- Episode no.: Season 5 Episode 14
- Directed by: Cliff Bole
- Story by: Bill Prady
- Teleplay by: Robert J. Doherty
- Production code: 209
- Original air date: February 10, 1999

Guest appearances
- Scarlett Pomers - Naomi Wildman; W. Morgan Sheppard - Qatai; Marva Hicks - T'Pel;

Episode chronology
| ← Previous "Gravity" | Next → "Dark Frontier" |
- Star Trek: Voyager season 5

= Bliss (Star Trek: Voyager) =

"Bliss" is the 108th episode of the science fiction television series Star Trek: Voyager, the 14th episode of the fifth season. Set in the 24th century, the Federation starship USS Voyager is stranded 50,000 light years from Earth on the other side of the Galaxy.

In this episode, Voyager becomes trapped in an enormous space dwelling "pitcher plant" while most of the crew believe they have discovered a possible way home, a wormhole back to Earth. Unaffected, Seven of Nine (Jeri Ryan) tries to find a way out of the creature.

This show was first aired on February 10, 1999 on the United Paramount Network (UPN).

==Plot==
Crewmembers Seven of Nine and Ensign Tom Paris return to Voyager from an away mission with young Naomi Wildman. They soon learn that the crew believes they have found a wormhole leading directly back to Earth. Seven is immediately suspicious, and secretly reviews Captain Kathryn Janeway's logs. Janeway's earlier logs indicate finding a wormhole that was giving off deceptive readings; the later logs appear to dismiss those concerns, with Janeway directing the ship towards it without concern, believing Voyager to have obtained communications from Starfleet directing them through it.

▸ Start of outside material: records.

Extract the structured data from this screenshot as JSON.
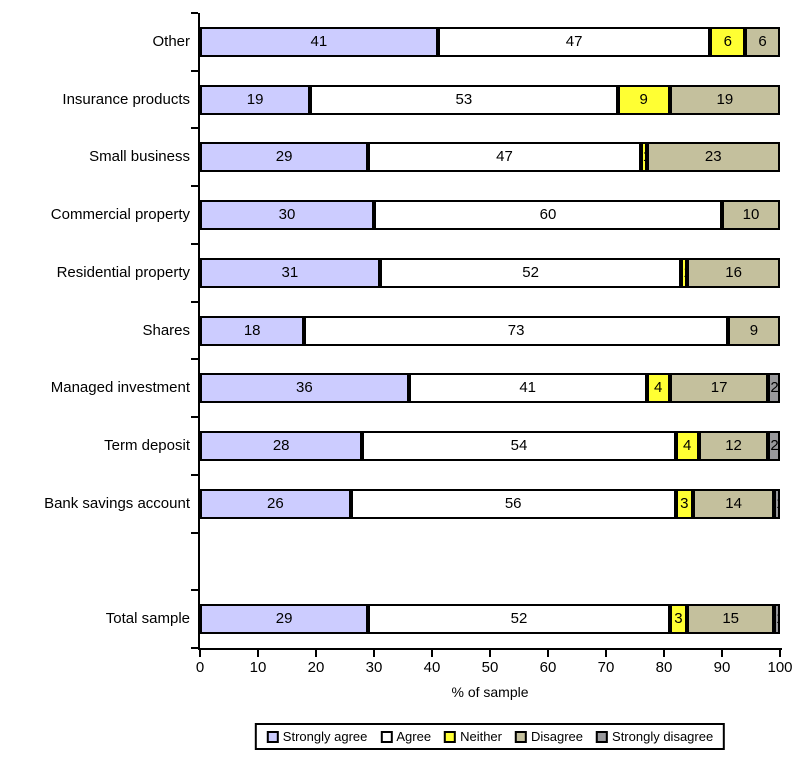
{
  "chart_data": {
    "type": "bar",
    "orientation": "horizontal",
    "stacked": true,
    "title": "",
    "xlabel": "% of sample",
    "xlim": [
      0,
      100
    ],
    "xticks": [
      0,
      10,
      20,
      30,
      40,
      50,
      60,
      70,
      80,
      90,
      100
    ],
    "grid": false,
    "legend_position": "bottom",
    "categories": [
      "Other",
      "Insurance products",
      "Small business",
      "Commercial property",
      "Residential property",
      "Shares",
      "Managed investment",
      "Term deposit",
      "Bank savings account",
      "Total sample"
    ],
    "spacer_after_category_index": 8,
    "series": [
      {
        "name": "Strongly agree",
        "color": "#CCCCFF",
        "values": [
          41,
          19,
          29,
          30,
          31,
          18,
          36,
          28,
          26,
          29
        ]
      },
      {
        "name": "Agree",
        "color": "#FFFFFF",
        "values": [
          47,
          53,
          47,
          60,
          52,
          73,
          41,
          54,
          56,
          52
        ]
      },
      {
        "name": "Neither",
        "color": "#FFFF33",
        "values": [
          6,
          9,
          1,
          0,
          1,
          0,
          4,
          4,
          3,
          3
        ]
      },
      {
        "name": "Disagree",
        "color": "#C4C09D",
        "values": [
          6,
          19,
          23,
          10,
          16,
          9,
          17,
          12,
          14,
          15
        ]
      },
      {
        "name": "Strongly disagree",
        "color": "#99999C",
        "values": [
          0,
          0,
          0,
          0,
          0,
          0,
          2,
          2,
          1,
          1
        ]
      }
    ]
  },
  "colors": {
    "axis": "#000000",
    "background": "#FFFFFF"
  }
}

Seven continues investigating the wormhole, but finds the crew blocking her efforts: the astrometrics lab is taken offline, supposedly to conserve power, and her communications with an alien named Qatai, warning them away from the anomaly, are cut short. Seven realizes she and Naomi are the only ones unenthusiastic about returning to Earth—Seven has no memory of Earth and Naomi has never seen it. The crew report continually receiving unbelievably upbeat and happy messages from Earth; Janeway's former fiancée has ended his engagement to another woman; Neelix is being made an ambassador, and Paris is offered a dream job. The Doctor agrees with Seven's assessment that the crew is being manipulated. The crew take The Doctor offline and attempt to place Seven into stasis, telling her it will prevent attracting the Borg with their passage. Seven evades them and erects a force field in engineering while attempting to halt the ship, but the crew knock Seven out.

Seven wakes to find that Voyager has entered the anomaly that appears to be a massive bio-organism digesting the ship's hull. The remaining crew have been knocked unconscious. Seven makes contact with Qatai, whose ship is also trapped inside the anomaly. Qatai reveals that they are inside a creature that telepathically tricks crews to enter it in order to consume their starships. He has been trying to destroy the creature for years since it killed his wife and family. After reactivating The Doctor, Seven and Qatai are able to force the creature to eject both ships by igniting some of Voyagers antimatter with Qatai's weapons. The plan appears to be effective, both ships free of the creature, but Qatai asserts they are still inside the creature, and that their escape is what Seven desired and the creature is influencing her mind. They repeat the procedure, and are successfully ejected.

Voyagers crew returns to consciousness and sets course to the Alpha Quadrant, first releasing a line of beacons to warn other vessels away from the creature. Qatai is seen sighing in his ship, observing the creature and considering his next move in his quest to destroy it.

== Production ==
The story came from a dream experienced by Bill Prady who at the time worked on the situation comedy series Dharma & Greg. The teleplay was written by Robert J. Doherty based on a story by Bill Prady. It was directed by Cliff Bole, who overall directed over two dozen episodes of the Franchise, including "Dark Frontier, Part I" (VOY) and famed episodes such as "Best of Both Worlds" (TNG).

== Reception ==
Jammer's Reviews gave "Bliss" a rating of 3 out of 4 stars and the summation "archetypes done entertainingly." While noting its many clichés and "general derivatives of derivatives" it is still, never-the-less, "'comfort' entertainment done well." Jamahl Epsicokhan sees the inspiration for the creature in "Bliss" coming from the huge "amoeba" in the Star Trek: The Original Series episode, "The Immunity Syndrome".

== Releases ==
On April 25, 2001, this episode was released on LaserDisc in Japan, as part of the half-season collection, 5th Season vol.1 . This included episodes from "Night" to "Bliss" on seven double sided 12 inch optical discs, with English and Japanese audio tracks for the episodes.

On November 9, 2004, this episode was released as part of the season 5 DVD box set of Star Trek: Voyager. The box set includes seven DVD optical discs with all the episodes in season 5 with some extra features, and episodes have a Dolby Digital 5.1 surround sound audio track.